The first time I heard Julianna Barwick’s music, it sounded like a film score, something Terrence Malick or Werner Herzog might use. It seemed untethered, as if her layered, wordless choral harmonies needed a visual to anchor them. But then I heard her again, in a more relaxed frame of mind, and the sound slowly expanded in my head. Depending on the kind of music you’re into, Barwick’s ambient mosaics might remind you of Brian Eno or Cocteau Twins, Arvo Pärt or Enya. Her method is simple: using a digital pedal to record and create vocal loops, which are layered into a dense but wispy sound. There are synths and sometimes strings and other voices, but mostly it’s just the multiple echoes of her pristine voice.
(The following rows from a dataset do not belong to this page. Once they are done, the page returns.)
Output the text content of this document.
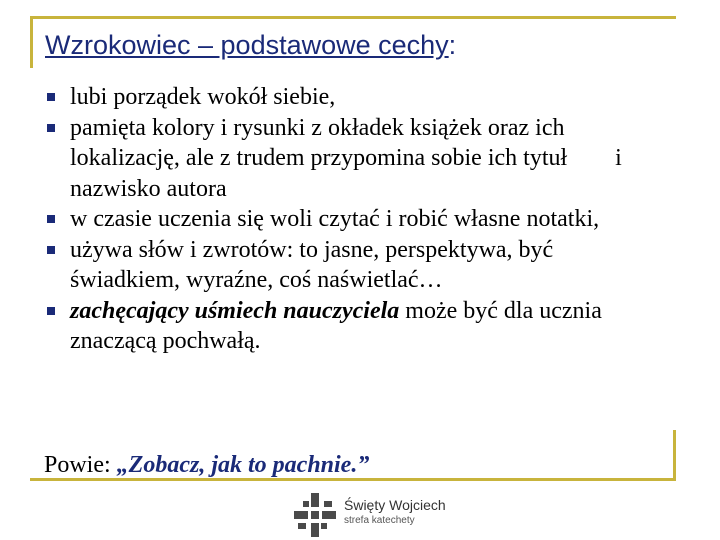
Wzrokowiec – podstawowe cechy:
lubi porządek wokół siebie,
pamięta kolory i rysunki z okładek książek oraz ich lokalizację, ale z trudem przypomina sobie ich tytuł        i nazwisko autora
w czasie uczenia się woli czytać i robić własne notatki,
używa słów i zwrotów: to jasne, perspektywa, być świadkiem, wyraźne, coś naświetlać…
zachęcający uśmiech nauczyciela może być dla ucznia znaczącą pochwałą.
Powie: „Zobacz, jak to pachnie.”
Święty Wojciech
strefa katechety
Healing Is a Miracle, her fourth album (released on 10 July), is the fullest iteration of her sound. Its judicious electronic touches owe partly to Barwick’s friends, producer Alex Somers and Sigur Rós’ Jónsi, gifting her a studio monitor for her birthday. She first used it while recording Inspirit, the opening track. “When I added the bass I really felt it in my body, you know, in a way you just wouldn’t with headphones… I got really excited about making the record in that moment, and I think that really had an impact on the sounds I ended up making," she said. The electronic embellishments—scattered beats on In Light and Nod, the rumbling that closes Flowers—are useful additions, adding some grit and bottom end to her ethereal sound.
Most of the tracks are a wash of synths and Barwick’s voice, often layered five or six deep. This is not music that reaches out to grab you, but the simplicity of its construction has the benefit of making every addition in a song—a new loop, for instance—seem crazily dramatic. The guest spots are unobtrusive and apt—harpist Mary Lattimore on Oh Memory; producer Nosaj Thing on Nod; and Jónsi, patron saint of ambient vocal soundscapes, on In Light.
Healing is a Miracle is, as the title promises, a restorative, uplifting record. Barwick's previous album, Will (2016), was a more fractured sound; this one is closer to the euphoria of 2013’s Nepenthe. You might wonder if you should hear it like a regular album or leave it on in the background. My advice would be to let it find you in the right mood. I’ve heard it while working, while washing dishes, in bed before going to sleep, and it’s a different experience each time. Whether or not you’re in need of healing, Julianna Barwick’s sound is a miracle.